Another result of the redeployment will be to boost U.S. military power in the Black Sea. Esper confirmed that various units would “begin continuous rotations farther east in the Black Sea region, giving us a more enduring presence to enhance deterrence and reassure allies along NATO’s southeastern flank.” Moscow is certain to regard that measure as another on a growing list of Black Sea provocations by the United States.
Among other developments, there already has been a surge of alarming incidents between U.S. and Russian military aircraft in that region. Most of the cases involve U.S. spy planes flying near the Russian coast—supposedly in international airspace. On July 30, a Russian Su-27 jet fighter intercepted two American surveillance aircraft; according to Russian officials, it was the fourth time in the final week of July that they caught U.S. planes in that sector approaching the Russian coast. Yet another interception occurred on August 5, again involving two U.S. spy planes. Still others have taken place throughout mid-August. It is a reckless practice that easily could escalate into a broader, very dangerous confrontation.

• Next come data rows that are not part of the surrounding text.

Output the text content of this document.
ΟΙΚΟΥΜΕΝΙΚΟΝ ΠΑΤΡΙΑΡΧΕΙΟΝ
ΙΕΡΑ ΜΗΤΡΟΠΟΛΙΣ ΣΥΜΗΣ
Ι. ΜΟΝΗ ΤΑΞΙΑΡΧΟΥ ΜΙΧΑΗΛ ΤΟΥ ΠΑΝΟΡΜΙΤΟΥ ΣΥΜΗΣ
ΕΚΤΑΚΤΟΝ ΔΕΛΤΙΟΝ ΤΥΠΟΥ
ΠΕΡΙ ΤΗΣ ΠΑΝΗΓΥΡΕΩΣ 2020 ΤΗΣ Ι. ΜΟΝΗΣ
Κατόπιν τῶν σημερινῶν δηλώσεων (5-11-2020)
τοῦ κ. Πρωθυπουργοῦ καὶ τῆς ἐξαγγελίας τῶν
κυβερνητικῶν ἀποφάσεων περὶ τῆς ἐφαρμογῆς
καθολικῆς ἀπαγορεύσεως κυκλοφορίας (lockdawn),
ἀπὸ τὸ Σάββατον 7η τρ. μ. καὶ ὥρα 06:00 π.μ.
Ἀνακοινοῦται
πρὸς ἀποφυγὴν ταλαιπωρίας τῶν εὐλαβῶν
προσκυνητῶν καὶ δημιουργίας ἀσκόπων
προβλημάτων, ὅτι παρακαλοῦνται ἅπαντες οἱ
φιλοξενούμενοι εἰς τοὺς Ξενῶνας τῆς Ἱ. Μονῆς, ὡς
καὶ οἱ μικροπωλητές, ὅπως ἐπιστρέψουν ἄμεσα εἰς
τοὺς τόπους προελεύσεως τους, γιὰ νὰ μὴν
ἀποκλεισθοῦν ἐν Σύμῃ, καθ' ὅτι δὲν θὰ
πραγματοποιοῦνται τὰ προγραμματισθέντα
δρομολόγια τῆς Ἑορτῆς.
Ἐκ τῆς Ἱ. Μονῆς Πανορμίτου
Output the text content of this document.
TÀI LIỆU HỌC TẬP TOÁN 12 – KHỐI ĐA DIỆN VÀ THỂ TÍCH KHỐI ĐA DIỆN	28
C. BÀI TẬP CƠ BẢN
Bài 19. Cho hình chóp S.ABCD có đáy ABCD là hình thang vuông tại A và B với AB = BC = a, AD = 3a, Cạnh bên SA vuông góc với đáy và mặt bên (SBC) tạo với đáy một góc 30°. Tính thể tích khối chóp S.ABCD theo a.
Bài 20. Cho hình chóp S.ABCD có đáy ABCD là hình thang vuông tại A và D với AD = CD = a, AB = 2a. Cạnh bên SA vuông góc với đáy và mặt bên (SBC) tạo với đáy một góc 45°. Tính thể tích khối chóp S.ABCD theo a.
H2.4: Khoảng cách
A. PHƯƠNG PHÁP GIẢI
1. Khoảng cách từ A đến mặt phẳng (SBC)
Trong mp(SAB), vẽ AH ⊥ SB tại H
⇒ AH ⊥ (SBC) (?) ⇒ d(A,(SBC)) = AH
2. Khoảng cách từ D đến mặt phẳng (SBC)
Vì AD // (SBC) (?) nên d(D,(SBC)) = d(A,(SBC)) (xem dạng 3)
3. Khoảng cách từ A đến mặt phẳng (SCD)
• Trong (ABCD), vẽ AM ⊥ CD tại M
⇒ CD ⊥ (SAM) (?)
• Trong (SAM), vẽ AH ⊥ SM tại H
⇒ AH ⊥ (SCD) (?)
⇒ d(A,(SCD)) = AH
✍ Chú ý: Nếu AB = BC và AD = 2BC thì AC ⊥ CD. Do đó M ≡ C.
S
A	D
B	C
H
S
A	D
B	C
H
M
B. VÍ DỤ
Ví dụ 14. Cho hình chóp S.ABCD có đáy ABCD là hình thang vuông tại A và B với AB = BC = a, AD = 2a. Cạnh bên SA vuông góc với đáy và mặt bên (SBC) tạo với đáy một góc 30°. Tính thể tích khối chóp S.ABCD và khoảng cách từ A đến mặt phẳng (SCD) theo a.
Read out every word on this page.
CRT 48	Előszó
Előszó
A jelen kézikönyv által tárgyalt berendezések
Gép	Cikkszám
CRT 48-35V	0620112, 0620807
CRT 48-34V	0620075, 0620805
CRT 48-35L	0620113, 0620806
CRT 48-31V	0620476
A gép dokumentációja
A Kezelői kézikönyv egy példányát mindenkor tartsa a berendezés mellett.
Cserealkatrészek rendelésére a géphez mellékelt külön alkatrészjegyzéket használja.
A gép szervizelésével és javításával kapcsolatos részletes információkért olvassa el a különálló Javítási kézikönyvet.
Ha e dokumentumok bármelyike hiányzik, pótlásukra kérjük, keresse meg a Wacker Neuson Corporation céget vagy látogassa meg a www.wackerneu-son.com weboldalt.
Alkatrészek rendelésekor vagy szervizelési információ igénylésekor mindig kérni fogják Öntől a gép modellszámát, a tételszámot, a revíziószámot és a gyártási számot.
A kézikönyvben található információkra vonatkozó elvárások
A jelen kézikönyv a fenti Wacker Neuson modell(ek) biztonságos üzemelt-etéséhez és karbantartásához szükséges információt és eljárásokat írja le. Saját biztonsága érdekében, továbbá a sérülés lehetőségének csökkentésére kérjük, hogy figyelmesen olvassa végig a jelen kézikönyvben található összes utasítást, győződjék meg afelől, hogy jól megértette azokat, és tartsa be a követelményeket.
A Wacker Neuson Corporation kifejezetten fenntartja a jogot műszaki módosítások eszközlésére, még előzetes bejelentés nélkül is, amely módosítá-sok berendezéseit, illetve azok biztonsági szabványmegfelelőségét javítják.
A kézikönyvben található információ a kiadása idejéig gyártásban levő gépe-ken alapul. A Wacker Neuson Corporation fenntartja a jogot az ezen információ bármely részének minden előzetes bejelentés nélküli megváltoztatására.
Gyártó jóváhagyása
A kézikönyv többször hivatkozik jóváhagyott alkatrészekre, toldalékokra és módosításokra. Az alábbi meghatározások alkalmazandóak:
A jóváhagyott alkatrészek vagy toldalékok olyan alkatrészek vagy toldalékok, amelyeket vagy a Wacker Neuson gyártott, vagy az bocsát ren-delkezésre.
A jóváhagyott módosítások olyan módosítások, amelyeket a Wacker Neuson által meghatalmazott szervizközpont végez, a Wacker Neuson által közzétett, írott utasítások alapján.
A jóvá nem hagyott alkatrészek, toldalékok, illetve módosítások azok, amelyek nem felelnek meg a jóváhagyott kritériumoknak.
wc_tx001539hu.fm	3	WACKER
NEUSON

The growing number of such incidents is a manifestation of the surging U.S. military presence along Russia’s border, especially in the Black Sea. They are taking place on Russia’s doorstep, thousands of miles away from the American homeland. Americans should consider how the United States would react if Russia decided to establish a major naval and air presence in the Gulf of Mexico, operating out of bases in such allied countries as Cuba, Venezuela, and Nicaragua.
The undeniable reality is that the United States and its NATO allies are crowding Russia; Russia is not crowding the United States. Washington’s bumptious policies already have wrecked a once-promising bilateral relationship and created a needless new cold war with Moscow. If more prudent U.S. policies are not adopted soon, that cold war might well turn hot.
Ted Galen Carpenter, a senior fellow in security studies at the Cato Institute and a contributing editor at The American Conservative, is the author of 12 books and more than 850 articles on international affairs. His latest book is NATO: The Dangerous Dinosaur (2019).